Das AG Frankfurt hat jedoch entschieden, dass die Fluggesellschaft hier die Ausgleichsansprüche gemäß Art. 7 Abs. 2 lit. c) FluggastrechteVO analog um 50% kürzen kann.
Nach dieser Vorschrift kann das ausführende Luftfahrtunternehmen die Ausgleichszahlung nach Abs. 1 um 50% kürzen, wenn Fluggästen gemäß Art. 8 FluggastrechteVO eine anderweitige Beförderung zu ihrem Endziel mit einem Alternativflug angeboten wird, dessen Ankunftszeit nicht später als vier Stunden nach der planmäßigen Ankunftszeit des ursprünglich gebuchten Fluges liegt.
Zwar scheide, wie das AG Frankfurt ausgeführt hat, eine unmittelbare Anwendung des Art. 7 Abs. 2 lit. c) FluggastrechteVO auf den vorliegenden Fall bereits deswegen aus, da der streitgegenständliche Flug mit der Flug-Nr. … nicht annulliert worden sei.

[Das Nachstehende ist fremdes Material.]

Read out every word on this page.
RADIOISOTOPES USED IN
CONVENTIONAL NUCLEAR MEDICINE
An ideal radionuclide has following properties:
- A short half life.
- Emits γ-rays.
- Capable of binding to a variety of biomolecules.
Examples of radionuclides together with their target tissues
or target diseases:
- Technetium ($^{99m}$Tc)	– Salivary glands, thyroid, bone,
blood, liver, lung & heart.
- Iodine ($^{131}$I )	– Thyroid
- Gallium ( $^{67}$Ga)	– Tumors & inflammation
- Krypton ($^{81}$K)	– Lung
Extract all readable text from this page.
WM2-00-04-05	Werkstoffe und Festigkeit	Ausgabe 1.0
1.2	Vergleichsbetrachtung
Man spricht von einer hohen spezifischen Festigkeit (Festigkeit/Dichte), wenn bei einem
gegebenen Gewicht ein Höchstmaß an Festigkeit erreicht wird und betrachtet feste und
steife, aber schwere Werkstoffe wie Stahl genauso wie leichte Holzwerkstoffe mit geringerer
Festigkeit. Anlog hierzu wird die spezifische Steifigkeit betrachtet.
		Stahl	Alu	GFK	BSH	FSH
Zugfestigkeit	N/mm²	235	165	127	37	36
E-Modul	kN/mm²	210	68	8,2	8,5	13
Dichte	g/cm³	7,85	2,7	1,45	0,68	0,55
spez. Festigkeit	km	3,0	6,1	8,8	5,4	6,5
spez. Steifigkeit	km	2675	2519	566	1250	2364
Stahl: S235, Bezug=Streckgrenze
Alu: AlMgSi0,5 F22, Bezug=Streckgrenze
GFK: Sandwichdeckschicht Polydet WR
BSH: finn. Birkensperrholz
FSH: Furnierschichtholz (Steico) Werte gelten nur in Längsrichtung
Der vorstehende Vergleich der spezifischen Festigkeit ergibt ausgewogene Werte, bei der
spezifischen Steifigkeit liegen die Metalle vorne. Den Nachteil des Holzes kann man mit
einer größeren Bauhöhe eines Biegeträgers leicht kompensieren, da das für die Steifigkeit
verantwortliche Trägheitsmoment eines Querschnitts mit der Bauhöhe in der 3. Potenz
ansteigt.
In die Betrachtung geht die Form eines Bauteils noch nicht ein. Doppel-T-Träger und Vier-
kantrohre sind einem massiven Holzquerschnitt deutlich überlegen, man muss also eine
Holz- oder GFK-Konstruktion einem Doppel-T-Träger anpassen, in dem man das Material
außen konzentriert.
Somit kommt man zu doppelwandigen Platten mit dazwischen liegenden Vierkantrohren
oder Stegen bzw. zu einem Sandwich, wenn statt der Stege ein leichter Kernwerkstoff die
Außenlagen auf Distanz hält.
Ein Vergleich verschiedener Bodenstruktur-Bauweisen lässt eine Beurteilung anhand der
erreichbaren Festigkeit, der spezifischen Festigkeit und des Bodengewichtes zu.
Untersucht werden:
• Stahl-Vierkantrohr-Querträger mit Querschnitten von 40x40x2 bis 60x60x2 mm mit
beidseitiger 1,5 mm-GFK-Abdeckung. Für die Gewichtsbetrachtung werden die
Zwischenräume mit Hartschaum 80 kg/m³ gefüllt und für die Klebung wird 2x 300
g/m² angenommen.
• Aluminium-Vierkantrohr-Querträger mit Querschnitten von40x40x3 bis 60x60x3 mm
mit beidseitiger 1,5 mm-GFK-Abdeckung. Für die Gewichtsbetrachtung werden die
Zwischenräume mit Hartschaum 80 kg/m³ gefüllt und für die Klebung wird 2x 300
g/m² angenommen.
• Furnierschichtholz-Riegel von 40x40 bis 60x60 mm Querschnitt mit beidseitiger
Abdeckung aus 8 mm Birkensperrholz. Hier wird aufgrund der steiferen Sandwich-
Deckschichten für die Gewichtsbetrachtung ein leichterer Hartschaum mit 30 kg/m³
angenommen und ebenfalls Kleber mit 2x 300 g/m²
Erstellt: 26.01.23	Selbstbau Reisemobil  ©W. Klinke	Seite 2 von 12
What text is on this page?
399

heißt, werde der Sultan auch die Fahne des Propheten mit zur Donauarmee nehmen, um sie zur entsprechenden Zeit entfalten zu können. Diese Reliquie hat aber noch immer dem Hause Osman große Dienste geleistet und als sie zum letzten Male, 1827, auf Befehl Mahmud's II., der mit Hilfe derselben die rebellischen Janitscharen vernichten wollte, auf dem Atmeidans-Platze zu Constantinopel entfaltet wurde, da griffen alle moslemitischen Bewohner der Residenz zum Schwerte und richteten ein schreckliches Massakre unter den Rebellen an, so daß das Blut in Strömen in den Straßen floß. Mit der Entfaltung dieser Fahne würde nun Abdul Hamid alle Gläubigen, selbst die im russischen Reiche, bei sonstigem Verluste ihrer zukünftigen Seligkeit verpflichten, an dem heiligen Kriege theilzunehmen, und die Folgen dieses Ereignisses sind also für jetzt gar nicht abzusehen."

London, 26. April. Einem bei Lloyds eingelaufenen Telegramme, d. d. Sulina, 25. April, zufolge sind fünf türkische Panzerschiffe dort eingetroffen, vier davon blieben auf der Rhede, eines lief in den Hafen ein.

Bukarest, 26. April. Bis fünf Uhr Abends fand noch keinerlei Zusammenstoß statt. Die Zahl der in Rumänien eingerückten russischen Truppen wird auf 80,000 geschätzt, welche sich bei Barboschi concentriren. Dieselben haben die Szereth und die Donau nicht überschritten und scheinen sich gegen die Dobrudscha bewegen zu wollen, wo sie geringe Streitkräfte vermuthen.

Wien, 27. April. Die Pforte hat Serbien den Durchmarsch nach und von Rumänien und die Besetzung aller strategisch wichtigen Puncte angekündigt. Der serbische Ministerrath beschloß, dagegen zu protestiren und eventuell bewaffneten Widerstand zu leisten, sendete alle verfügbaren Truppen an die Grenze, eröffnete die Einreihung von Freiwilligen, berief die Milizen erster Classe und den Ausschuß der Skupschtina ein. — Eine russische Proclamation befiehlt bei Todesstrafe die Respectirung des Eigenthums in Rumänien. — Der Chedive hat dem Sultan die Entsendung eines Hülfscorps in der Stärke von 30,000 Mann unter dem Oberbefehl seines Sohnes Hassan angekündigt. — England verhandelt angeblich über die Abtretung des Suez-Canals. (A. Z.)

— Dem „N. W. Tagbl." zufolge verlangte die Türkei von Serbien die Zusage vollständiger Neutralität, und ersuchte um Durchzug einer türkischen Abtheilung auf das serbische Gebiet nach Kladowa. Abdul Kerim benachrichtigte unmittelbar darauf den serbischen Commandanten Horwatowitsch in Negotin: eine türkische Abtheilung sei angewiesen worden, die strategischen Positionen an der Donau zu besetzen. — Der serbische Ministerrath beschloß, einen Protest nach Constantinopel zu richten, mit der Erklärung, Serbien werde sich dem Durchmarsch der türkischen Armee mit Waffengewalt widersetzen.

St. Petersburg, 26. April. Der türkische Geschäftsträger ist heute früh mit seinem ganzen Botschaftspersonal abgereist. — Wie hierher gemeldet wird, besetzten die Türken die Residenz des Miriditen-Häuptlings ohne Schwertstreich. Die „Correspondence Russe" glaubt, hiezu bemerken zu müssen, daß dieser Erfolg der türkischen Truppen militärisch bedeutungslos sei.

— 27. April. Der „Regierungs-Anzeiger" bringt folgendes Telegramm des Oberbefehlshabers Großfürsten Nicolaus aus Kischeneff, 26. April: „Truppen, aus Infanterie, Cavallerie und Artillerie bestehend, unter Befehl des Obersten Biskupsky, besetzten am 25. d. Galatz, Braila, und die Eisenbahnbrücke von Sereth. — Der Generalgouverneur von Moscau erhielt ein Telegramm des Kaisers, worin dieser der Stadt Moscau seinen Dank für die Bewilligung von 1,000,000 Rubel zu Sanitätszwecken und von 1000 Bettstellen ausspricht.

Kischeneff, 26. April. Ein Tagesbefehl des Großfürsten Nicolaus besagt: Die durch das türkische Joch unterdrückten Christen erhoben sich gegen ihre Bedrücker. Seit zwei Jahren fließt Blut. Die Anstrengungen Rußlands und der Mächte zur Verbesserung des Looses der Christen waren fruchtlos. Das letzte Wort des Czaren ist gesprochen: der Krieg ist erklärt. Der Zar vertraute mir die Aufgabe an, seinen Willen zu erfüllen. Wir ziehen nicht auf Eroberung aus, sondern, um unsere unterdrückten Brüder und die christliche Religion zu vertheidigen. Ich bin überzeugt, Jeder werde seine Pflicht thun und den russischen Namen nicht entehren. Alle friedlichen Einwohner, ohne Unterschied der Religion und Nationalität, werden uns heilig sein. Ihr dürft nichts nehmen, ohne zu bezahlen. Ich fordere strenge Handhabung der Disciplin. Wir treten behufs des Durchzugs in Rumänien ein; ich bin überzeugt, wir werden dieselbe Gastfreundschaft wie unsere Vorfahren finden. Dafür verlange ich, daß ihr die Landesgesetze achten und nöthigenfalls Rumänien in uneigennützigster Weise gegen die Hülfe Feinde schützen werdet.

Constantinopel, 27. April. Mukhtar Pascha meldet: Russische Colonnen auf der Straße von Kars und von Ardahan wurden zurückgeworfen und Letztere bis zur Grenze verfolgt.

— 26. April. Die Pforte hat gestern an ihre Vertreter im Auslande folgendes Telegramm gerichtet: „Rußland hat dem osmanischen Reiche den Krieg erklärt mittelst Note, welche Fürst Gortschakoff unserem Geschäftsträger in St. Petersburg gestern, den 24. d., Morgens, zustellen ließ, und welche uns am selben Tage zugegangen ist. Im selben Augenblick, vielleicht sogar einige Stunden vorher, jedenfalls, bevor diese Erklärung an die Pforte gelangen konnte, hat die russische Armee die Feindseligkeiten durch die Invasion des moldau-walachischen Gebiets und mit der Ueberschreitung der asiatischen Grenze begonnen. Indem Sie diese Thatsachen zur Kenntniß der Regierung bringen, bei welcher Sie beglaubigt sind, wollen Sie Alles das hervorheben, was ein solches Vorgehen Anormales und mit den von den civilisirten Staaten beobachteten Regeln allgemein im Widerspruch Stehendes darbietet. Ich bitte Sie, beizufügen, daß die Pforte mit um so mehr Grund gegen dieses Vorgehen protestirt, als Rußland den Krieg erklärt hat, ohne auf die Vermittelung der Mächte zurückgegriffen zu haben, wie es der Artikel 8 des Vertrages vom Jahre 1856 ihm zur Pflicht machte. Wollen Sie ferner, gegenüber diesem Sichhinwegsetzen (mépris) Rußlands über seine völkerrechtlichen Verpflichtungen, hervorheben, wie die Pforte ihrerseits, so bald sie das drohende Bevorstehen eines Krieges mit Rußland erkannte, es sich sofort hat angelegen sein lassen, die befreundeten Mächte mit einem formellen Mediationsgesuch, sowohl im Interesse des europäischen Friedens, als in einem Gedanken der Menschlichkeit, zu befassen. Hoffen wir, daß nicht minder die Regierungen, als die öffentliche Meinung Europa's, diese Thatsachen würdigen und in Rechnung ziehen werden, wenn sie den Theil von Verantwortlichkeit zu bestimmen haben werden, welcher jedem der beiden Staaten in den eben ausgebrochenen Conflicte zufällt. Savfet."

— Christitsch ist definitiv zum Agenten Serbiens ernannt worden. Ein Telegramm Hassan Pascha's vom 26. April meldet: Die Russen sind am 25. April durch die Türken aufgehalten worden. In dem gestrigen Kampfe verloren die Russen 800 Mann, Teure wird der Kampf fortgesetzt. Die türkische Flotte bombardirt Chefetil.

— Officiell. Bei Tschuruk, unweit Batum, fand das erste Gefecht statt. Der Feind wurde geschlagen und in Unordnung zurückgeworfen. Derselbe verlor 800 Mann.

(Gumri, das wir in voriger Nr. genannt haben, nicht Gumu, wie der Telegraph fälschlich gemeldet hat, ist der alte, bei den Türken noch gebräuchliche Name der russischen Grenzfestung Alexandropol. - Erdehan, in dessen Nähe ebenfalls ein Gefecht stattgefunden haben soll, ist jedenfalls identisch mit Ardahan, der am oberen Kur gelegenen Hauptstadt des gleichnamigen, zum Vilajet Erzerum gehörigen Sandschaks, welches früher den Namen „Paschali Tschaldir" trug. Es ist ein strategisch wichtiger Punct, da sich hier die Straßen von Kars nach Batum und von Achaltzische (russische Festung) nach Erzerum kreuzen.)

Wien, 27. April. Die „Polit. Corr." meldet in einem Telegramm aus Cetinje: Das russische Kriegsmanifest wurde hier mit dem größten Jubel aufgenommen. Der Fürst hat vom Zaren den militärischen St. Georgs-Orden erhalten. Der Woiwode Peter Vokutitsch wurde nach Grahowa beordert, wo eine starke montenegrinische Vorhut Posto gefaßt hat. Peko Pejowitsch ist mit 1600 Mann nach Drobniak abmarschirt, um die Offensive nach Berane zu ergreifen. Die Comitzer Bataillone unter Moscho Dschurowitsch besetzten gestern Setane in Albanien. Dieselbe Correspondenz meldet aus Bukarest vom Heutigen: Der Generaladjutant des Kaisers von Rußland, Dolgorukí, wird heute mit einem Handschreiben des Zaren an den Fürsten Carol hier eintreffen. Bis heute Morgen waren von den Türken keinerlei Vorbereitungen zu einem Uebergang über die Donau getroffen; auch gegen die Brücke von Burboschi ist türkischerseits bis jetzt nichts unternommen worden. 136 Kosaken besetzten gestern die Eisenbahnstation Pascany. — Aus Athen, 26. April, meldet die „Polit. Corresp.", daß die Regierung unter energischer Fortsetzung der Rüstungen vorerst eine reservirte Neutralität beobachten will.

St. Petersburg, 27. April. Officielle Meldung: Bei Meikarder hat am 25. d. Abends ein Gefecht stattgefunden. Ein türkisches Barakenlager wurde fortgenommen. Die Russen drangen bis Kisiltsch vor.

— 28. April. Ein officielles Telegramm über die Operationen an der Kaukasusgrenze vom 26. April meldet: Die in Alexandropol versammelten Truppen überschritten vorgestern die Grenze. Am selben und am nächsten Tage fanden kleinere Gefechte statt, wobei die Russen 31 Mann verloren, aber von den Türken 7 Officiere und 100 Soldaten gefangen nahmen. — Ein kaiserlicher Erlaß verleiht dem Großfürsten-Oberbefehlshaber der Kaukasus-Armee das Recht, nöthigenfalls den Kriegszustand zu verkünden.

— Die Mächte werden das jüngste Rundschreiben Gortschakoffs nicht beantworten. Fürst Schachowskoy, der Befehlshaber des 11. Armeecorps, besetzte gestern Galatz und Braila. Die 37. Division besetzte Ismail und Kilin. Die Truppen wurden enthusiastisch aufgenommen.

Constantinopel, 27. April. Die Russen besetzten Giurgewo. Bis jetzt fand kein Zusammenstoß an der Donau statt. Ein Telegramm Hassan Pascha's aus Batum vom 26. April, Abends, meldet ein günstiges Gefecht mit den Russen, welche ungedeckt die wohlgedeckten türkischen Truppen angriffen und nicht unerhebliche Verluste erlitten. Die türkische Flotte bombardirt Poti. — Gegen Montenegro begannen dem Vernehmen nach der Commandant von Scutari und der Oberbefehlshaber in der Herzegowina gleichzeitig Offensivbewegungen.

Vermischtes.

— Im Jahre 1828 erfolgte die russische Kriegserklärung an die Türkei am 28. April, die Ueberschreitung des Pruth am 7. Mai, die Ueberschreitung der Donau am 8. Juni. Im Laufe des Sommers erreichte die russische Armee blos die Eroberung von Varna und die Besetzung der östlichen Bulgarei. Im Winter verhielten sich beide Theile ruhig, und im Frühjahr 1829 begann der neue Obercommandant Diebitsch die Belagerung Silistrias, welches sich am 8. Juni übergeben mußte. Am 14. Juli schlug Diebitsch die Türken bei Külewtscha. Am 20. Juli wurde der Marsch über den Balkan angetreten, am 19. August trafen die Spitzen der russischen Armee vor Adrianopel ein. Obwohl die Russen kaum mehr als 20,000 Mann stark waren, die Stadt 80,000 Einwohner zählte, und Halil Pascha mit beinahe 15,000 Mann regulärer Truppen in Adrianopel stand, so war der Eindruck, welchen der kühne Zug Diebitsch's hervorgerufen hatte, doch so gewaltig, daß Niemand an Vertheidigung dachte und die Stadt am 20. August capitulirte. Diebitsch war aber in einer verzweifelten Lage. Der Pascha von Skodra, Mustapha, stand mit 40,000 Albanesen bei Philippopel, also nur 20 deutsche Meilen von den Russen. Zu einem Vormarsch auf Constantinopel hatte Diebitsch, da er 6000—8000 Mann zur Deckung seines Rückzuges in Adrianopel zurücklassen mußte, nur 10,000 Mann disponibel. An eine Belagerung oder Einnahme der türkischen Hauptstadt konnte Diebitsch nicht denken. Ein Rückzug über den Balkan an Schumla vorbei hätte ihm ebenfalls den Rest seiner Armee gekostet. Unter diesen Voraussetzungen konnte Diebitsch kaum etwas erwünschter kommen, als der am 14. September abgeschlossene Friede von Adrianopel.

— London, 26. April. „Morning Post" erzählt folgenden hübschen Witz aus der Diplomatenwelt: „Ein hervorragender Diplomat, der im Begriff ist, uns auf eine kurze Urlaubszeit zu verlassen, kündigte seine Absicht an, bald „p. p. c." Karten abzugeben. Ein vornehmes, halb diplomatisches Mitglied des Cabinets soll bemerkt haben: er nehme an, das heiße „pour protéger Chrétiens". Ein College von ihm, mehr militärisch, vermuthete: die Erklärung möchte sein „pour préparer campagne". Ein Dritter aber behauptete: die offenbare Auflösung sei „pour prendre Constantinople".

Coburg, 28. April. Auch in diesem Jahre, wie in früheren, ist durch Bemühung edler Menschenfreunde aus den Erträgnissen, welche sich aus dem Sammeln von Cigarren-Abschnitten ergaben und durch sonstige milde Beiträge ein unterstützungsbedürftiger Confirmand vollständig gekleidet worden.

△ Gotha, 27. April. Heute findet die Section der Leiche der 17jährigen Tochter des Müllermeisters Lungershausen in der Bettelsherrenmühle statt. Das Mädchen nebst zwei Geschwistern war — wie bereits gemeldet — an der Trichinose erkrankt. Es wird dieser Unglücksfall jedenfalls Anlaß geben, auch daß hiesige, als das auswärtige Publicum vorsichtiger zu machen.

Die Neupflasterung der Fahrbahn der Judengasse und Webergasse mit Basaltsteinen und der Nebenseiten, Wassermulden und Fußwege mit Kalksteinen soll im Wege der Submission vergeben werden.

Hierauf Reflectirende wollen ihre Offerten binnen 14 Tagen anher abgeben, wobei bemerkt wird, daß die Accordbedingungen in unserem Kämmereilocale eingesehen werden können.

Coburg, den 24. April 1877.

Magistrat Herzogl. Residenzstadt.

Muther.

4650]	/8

Denn ein Flug könne nach der Rechtsprechung des EuGH dann nicht als annulliert qualifiziert werden, wenn er entsprechend der ursprünglichen Flugplanung, wenn auch mit Verspätung, stattfindet bzw. stattgefunden hat (vgl. EuGH, Urteil vom 19.11.2009 – C-402/07 –).
Allerdings sei Art. 7 Abs. 2 lit. c) FluggastrechteVO auf den vorliegenden Fall analog anzuwenden (anderer Ansicht AG Rüsselsheim, Urteil vom 03.04.2013 – 3 C 3301/12 –).
Denn es bestehe dieselbe Interessenlage, wie in dem Fall, den der Verordnungsgeber mit Art. 7 Abs. 2 lit. c) FluggastrechteVO zu regeln beabsichtigte. Nach Sinn und Zweck dieser Vorschrift sei es dem Verordnungsgeber darum gegangen, dem ausführenden Flugunternehmen einen dahingehenden Anreiz zu setzen, dass, wenn es die tatsächliche Verspätung bei Annullierung des ursprünglichen Fluges geringer als vier Stunden hält, es die Ausgleichszahlung um 50% reduzieren könne. Dieser Sinn und Zweck lasse sich entsprechend auf den Fall der Flugverspätung von mehr als drei aber weniger als vier Stunden übertragen. Zumal es aus Sicht des Fluggastes, für den mit der FluggastrechteVO ein hohes Schutzniveau sichergestellt werden soll, keinerlei Unterschied mache, ob er mit einem anderen als dem ursprünglich geplanten oder dem gemäß der ursprünglichen Flugplanung ausgeführten Flug eine Verspätung von mehr als drei und weniger als vier Stunden erleidet.